Some bits and pieces from throughout the blogosphere.
“If the Bush Administration Lied About WMDs, So Did These People”–says it all, really, but you’ve got to read some of the assertions by people who’ve magically transmogrified into doves now that a Republican’s in the White House. Via Instapundit.
Also via Insta, Howard Kurtz on the non-looting at Baghdad’s national history museum, and the lack of any corrections or apologies from the news media. To quote Jack White, I said it once before, but it bears repeating now.
(I would like to point out that I wouldn’t be surprised if some of what we heard about Iraq wasn’t true. One constant about government, all government, is that it lies to its people on a regular basis, and despite my support for some of the foreign-policy aims of the current administration, there’s no reason to assume this isn’t still the case. But basically you’d have to come up with a hell of a whopper to make me think that your dishonesty outweighs the moral necessity of ousting fascists.)
Little Green Footballs, meanwhile, has a chart documenting the countries that provided weapons to Saddam Hussein during his years in power, and–get this!–the United States isn’t even in the top ten! Who’d’a thunk it? I’ve always thought the anti-war “argument” that “The U.S. created Saddam Hussein, man!” was idiotic for an entirely different reason–as Christopher Hitchens often puts it, wouldn’t that double or treble our obligation to get rid of him?–but here’s a whole ‘nother way for it to be dumb. (Of course, this is not to say that we didn’t provide support in other ways–intelligence, for example; general handshakes-from-Rumsfeld cheerleading; and of course, oil revenue), but given the information linked to above, five’ll get you ten that we weren’t close to No. 1 on those lists, either. Our suddenly principled anti-war friends the Russians, French, and Chinese, on the other hand…
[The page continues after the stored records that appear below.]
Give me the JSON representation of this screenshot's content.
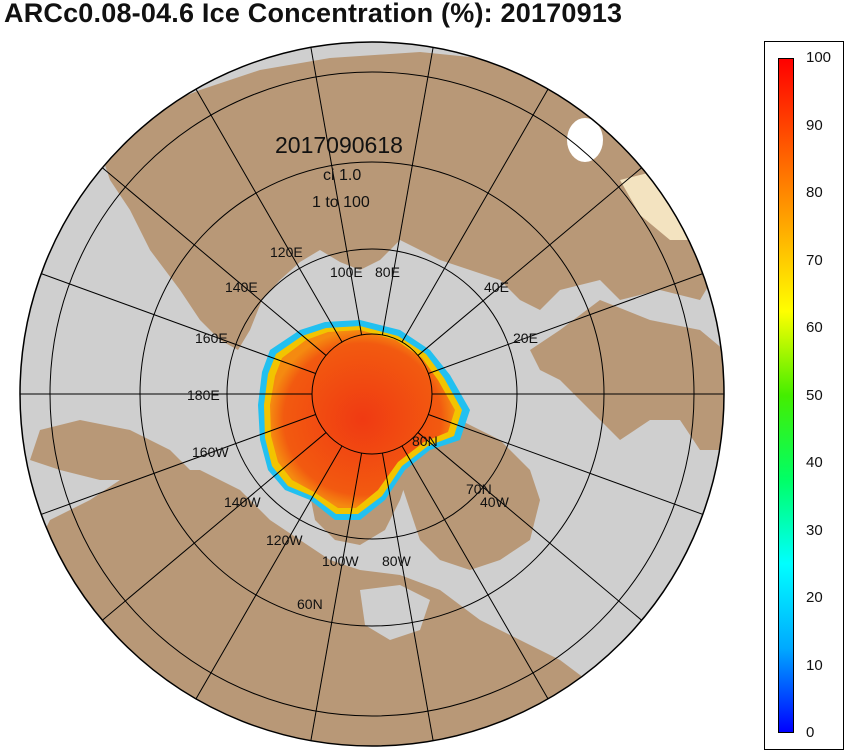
{
  "title": "ARCc0.08-04.6 Ice Concentration (%): 20170913",
  "map": {
    "date_label": "2017090618",
    "contour_interval": "ci 1.0",
    "range": "1 to 100",
    "longitude_labels": [
      "120E",
      "100E",
      "80E",
      "140E",
      "40E",
      "160E",
      "20E",
      "180E",
      "160W",
      "140W",
      "120W",
      "100W",
      "80W",
      "40W"
    ],
    "latitude_labels": [
      "80N",
      "70N",
      "60N"
    ],
    "colors": {
      "land": "#b89877",
      "ocean": "#cfcfcf",
      "ice_core": "#f13a10",
      "ice_edge": "#ffd200",
      "grid": "#000000"
    }
  },
  "colorbar": {
    "ticks": [
      "100",
      "90",
      "80",
      "70",
      "60",
      "50",
      "40",
      "30",
      "20",
      "10",
      "0"
    ],
    "min": 0,
    "max": 100,
    "colors": [
      "#0000ff",
      "#00aaff",
      "#00ffff",
      "#00ff66",
      "#44ee00",
      "#ffff00",
      "#ffaa00",
      "#ff5500",
      "#ff0000"
    ]
  }
}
Speaking of the French, here’s another discussion (via LGF) of France’s various impending crises, this one focusing on the influence of radical, non-integrated Muslim immigrants. I’m a little uncomfortable with the way all French Muslims are tarred with the same brush by some of the people in the discussion, but it’s hugely important for European nations to come to terms with the problems posed by their Muslim citizens and non-citizens. Arabs are an ethnic group, Muslims a religious one, and neither should be discriminated against. But Islamists–radical, intolerant Muslims who believe in the subjugation of women, homosexuals and non-Muslims by any means necessary and who apparently are the most prevalent and vocal demographic group in many Muslim countries–are a political group espousing a violent, fascist ideology, and this has to be addressed. The problem, of course, is that some of the nations of Europe are cozying up to the Islamists’ bosses in the Middle East, and making excuses for them when their supporters kill people for speaking out.
(That, of course, was what happened in the Netherlands with Pim Fortuyn. Fortuyn was gay, and not just a little bit–he was a Wildean dandy. He disliked Islamists because–can you believe the nerve of this guy?–they think people like him should be executed. What a right-wing lunatic this Fortuyn was! And so he was assassinated by a left-wing activist who decried Fortuyn’s “intolerance.” This sentiment is echoed in the BBC obit I linked to above, which talks about how Fortuyn succeeded politically in the Netherlands “despite” its legacy of tolerance. Calling a political movement out on its stated aim–to institute sharia law and openly persecute homesexuals–is “intolerant,” I guess.)